Het al dan niet kiezen voor borstvoeding wordt beïnvloed door veel verschillende factoren, zowel persoonsgebonden als omgevings- en maatschappijgerichte factoren (Adams & Dedry, 2006). Zo is de kans dat een vrouw voor borstvoeding kiest, groter als ze zelf als baby borstvoeding gehad heeft (Ghillemyn, 2006). Ook aanmoediging en steun van de omgeving zijn belangrijke stimulansen. Verder speelt bijvoorbeeld ook het beeld dat de maatschappij heeft over borstvoeding een grote rol. Als borstvoeding als iets positief wordt bezien, zullen meer vrouwen ervoor kiezen (Adams & Dedry, 2006).

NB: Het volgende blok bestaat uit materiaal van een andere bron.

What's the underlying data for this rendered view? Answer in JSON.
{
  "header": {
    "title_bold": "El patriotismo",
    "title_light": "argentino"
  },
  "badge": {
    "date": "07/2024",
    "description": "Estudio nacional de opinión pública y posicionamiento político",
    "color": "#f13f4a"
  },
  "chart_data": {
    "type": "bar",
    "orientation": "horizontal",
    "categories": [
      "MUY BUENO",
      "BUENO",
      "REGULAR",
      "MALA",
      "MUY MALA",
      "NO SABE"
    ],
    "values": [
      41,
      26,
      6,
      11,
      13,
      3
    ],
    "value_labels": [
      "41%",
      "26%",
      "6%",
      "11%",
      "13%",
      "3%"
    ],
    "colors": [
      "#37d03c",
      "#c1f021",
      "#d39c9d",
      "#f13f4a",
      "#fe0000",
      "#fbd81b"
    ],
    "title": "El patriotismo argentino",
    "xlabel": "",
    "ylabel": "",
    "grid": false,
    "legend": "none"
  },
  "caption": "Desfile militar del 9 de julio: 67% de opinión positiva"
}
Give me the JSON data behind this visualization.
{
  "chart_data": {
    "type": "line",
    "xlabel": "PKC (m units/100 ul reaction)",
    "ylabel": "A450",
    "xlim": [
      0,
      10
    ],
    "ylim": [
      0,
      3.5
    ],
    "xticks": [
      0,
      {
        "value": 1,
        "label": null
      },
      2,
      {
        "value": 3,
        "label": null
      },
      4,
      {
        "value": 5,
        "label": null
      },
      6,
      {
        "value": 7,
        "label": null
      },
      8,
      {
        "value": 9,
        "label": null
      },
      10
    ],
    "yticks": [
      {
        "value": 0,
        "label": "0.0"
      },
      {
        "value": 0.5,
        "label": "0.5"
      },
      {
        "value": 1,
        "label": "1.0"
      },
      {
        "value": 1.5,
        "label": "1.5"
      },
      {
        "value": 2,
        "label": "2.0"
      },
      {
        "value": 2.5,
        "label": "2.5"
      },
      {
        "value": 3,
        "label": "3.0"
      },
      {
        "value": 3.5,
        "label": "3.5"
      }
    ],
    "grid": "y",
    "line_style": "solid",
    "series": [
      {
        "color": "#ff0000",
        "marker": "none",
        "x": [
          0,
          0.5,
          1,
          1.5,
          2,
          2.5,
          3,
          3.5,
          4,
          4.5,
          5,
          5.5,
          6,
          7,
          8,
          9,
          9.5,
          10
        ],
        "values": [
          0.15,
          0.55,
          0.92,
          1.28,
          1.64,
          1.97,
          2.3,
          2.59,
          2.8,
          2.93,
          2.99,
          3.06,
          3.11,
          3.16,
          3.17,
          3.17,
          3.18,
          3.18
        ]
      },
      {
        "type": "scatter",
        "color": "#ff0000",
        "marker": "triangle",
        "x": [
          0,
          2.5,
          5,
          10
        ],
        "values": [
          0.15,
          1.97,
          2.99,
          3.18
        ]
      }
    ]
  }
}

Borstvoedingsvriendelijk klimaat
Hoe kunnen we van Vlaanderen een meer borstvoedingsvriendelijke omgeving maken waarin veel vrouwen kiezen voor borstvoeding? Het belangrijkste om dit teweeg te brengen is zorgen voor mentaliteitswijziging m.b.t. borstvoeding. Sommige vrouwen voelen zich een uitzondering als ze kiezen voor borstvoeding (Adams & Dedry, 2006). Bovendien rust er een taboe op het geven van borstvoeding aan een kind van 6 maanden of ouder. Het wordt aanzien als abnormaal of het niet kunnen loslaten van het kind. Nochtans is dit gewoon het beste voor een kind. Het onderwijs, de media en de overheid kunnen een belangrijke rol spelen bij die mentaliteitsverandering.
Media
De media kunnen borstvoeding vertrouwd maken bij mensen. Zo kan er in een populaire tv-soap eens een borstvoedende vrouw getoond worden, iets wat nu zelden gebeurt. Ook degelijke campagnes voor de promotie van borstvoeding kunnen via de media bekend gemaakt worden aan het grote publiek.
Onderwijs
Ook het onderwijs kan een steentje bijdragen. Zo kan men vanaf kleuterleeftijd kinderen vertrouwd maken aan borstvoeding. In de kleuterklas kunnen bijvoorbeeld prentenboeken getoond worden waarin een mama borstvoeding geeft. Ook tijdens het spel moet er aandacht aan geschonken worden. Al te vaak wordt er afkeurend gekeken naar een kind dat spelenderwijs een pop aan de borst houdt. Kinderen gaan hierdoor denken dat de borst geven niet mag en nemen de volgende keer een flesje bij het spel.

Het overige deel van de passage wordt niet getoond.